Je me suis mise à pleurer sans m’en rendre compte. La joie envahissait mon cœur, m’inondait. Elle était plus forte que les peurs, que mes pauvres certitudes, que mes tentatives de contrôler chaque seconde de mon existence. Je savais que ces larmes étaient un don, parce que les sœurs, au collège, m’avaient appris que les saints pleuraient quand ils étaient en extase. J’ai ouvert les yeux, contemplé l’obscurité du ciel, et j’ai senti mes larmes se mêler à la pluie. La terre était vivante, l’eau qui tombait renouvelait le miracle du plus haut des cieux. Et nous faisions partie de ce miracle.

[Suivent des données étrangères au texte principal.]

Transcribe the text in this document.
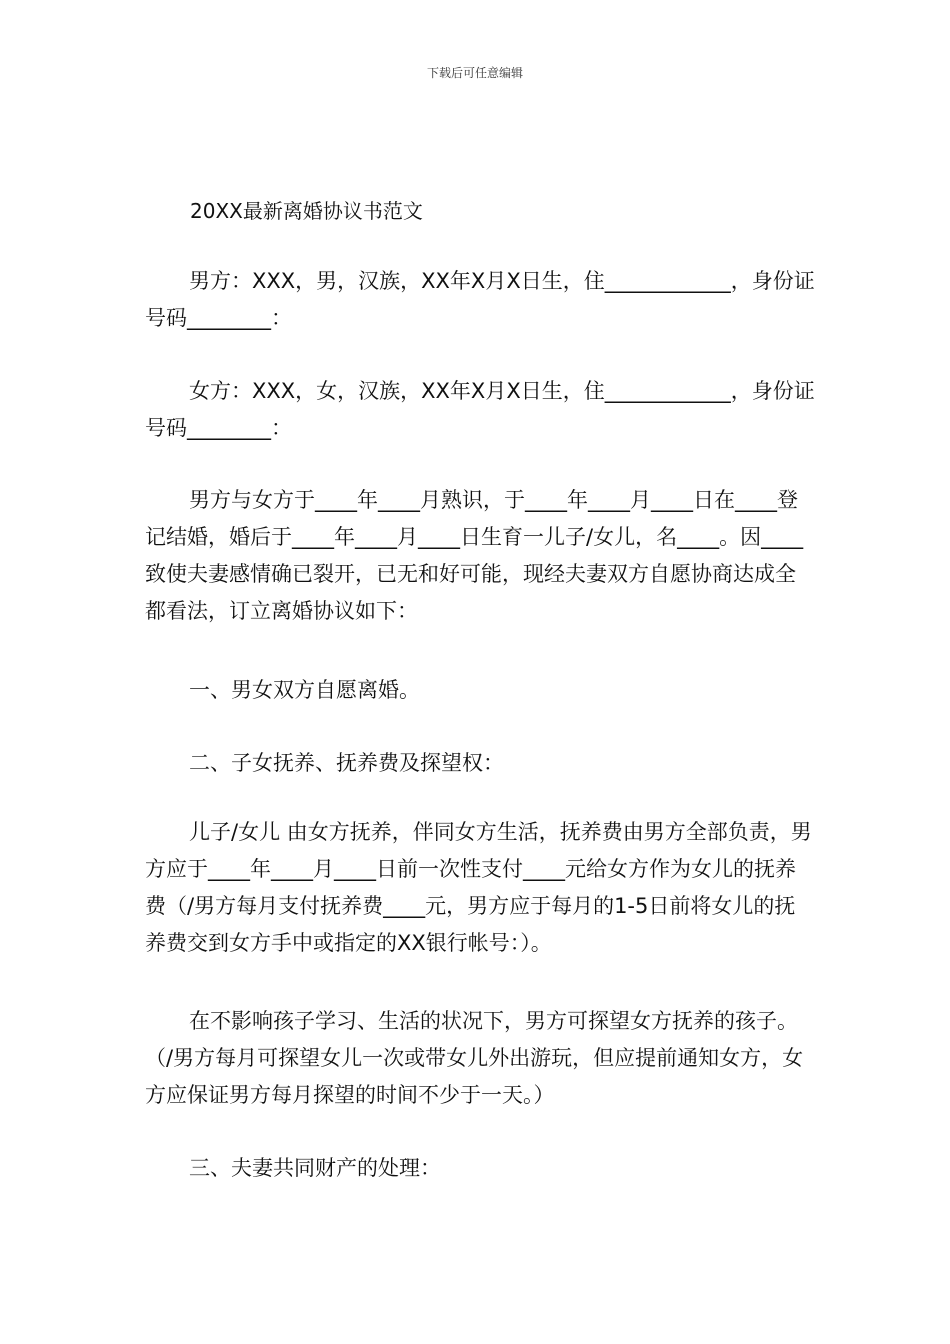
下载后可任意编辑
20XX最新离婚协议书范文

男方：XXX，男，汉族，XX年X月X日生，住____________，身份证号码________：

女方：XXX，女，汉族，XX年X月X日生，住____________，身份证号码________：

男方与女方于____年____月熟识，于____年____月____日在____登记结婚，婚后于____年____月____日生育一儿子/女儿，名____。因____致使夫妻感情确已裂开，已无和好可能，现经夫妻双方自愿协商达成全都看法，订立离婚协议如下：

一、男女双方自愿离婚。

二、子女抚养、抚养费及探望权：

儿子/女儿 由女方抚养，伴同女方生活，抚养费由男方全部负责，男方应于____年____月____日前一次性支付____元给女方作为女儿的抚养费（/男方每月支付抚养费____元，男方应于每月的1-5日前将女儿的抚养费交到女方手中或指定的XX银行帐号：）。

在不影响孩子学习、生活的状况下，男方可探望女方抚养的孩子。（/男方每月可探望女儿一次或带女儿外出游玩，但应提前通知女方，女方应保证男方每月探望的时间不少于一天。）

三、夫妻共同财产的处理：
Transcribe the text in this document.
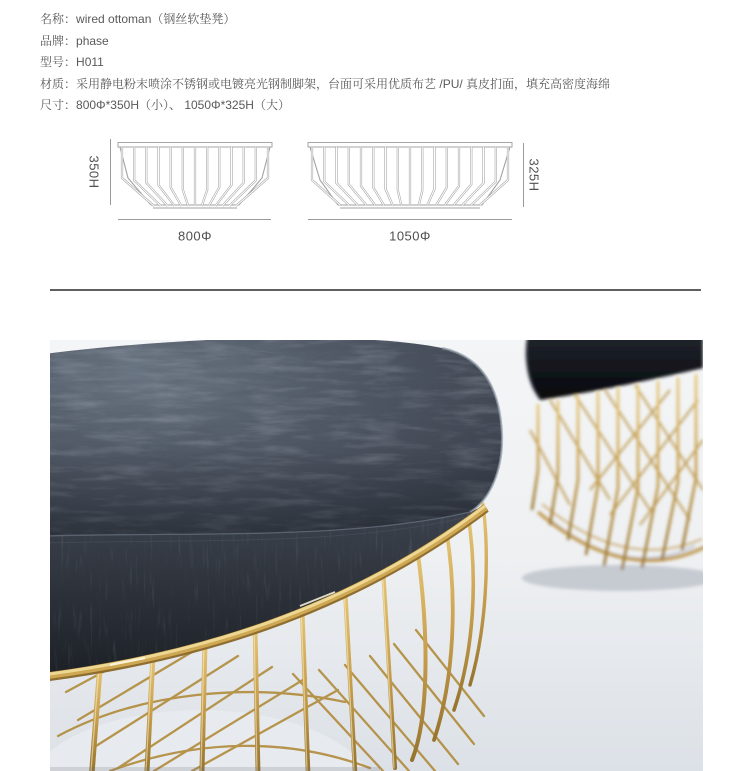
名称：wired ottoman（钢丝软垫凳）
品牌：phase
型号：H011
材质：采用静电粉末喷涂不锈钢或电镀亮光钢制脚架，台面可采用优质布艺 /PU/ 真皮扪面，填充高密度海绵
尺寸：800Φ*350H（小）、 1050Φ*325H（大）
350H
800Φ	1050Φ
325H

« Dieu peut donc être femme », ai-je dit tout bas, pendant que les autres chantaient. « C’est bien. S’il en est ainsi, c’est Sa face féminine qui nous a appris à aimer. »

« Nous allons prier ensemble par groupes de huit » a dit le prêtre, en espagnol, en italien et en français.

Quelqu’un s’est approché de moi et a passé son bras par-dessus mon épaule. Une autre personne en a fait  autant de l’autre côté. Nous avons ainsi formé un cercle de huit personnes enlacées. Puis nous nous sommes penchés en avant, et nos têtes se sont touchées. La position dans laquelle nous étions concentrait toutes nos énergies, toute notre chaleur.

« Que l’Immaculée Conception aide mon fils et fasse qu’il trouve sa voie », a dit l’homme qui avait passé son bras sur mon épaule droite. « Je vous demande de dire un Ave pour mon fils.
-Amen », ont répondu tous les autres. Et les huit personnes ont récité l’Ave Maria.

Chacun exprimait un souhait, et tous y prenaient part en priant. Je me surprenais moi-même, car je priais comme une enfant, et, comme une enfant, je croyais fermement que ces grâces seraient obtenues.

Le groupe a gardé le silence pendant une fraction de seconde. J’ai compris que mon tour était venu de demander quelque chose. En toute autre circonstance, je serais morte de honte. Mais il y avait une présence, et cette présence me donnait confiance.

J’ai dit : « Que l’Immaculée Conception m’enseigne à aimer comme elle. Que cet amour me grandisse et grandisse l’homme à qui il est dédié. Disons un Ave Maria. »

Nous avons prié tous ensemble et j’ai de nouveau éprouvé une sensation de liberté. Des années durant, j’avais lutté contre mon cœur parce que j’avais peur de la tristesse, de la souffrance, de l’abandon. J’avais toujours su que le véritable amour était au-dessus de tout cela et qu’il valait mieux mourir que de ne pas aimer. Mais je pensais que seuls les autres avaient du courage. Et maintenant, en cet instant, je découvrais que j’en étais moi aussi capable. Même s’il signifiait séparation, solitude, tristesse, l’amour valait bien le moindre centime de son prix.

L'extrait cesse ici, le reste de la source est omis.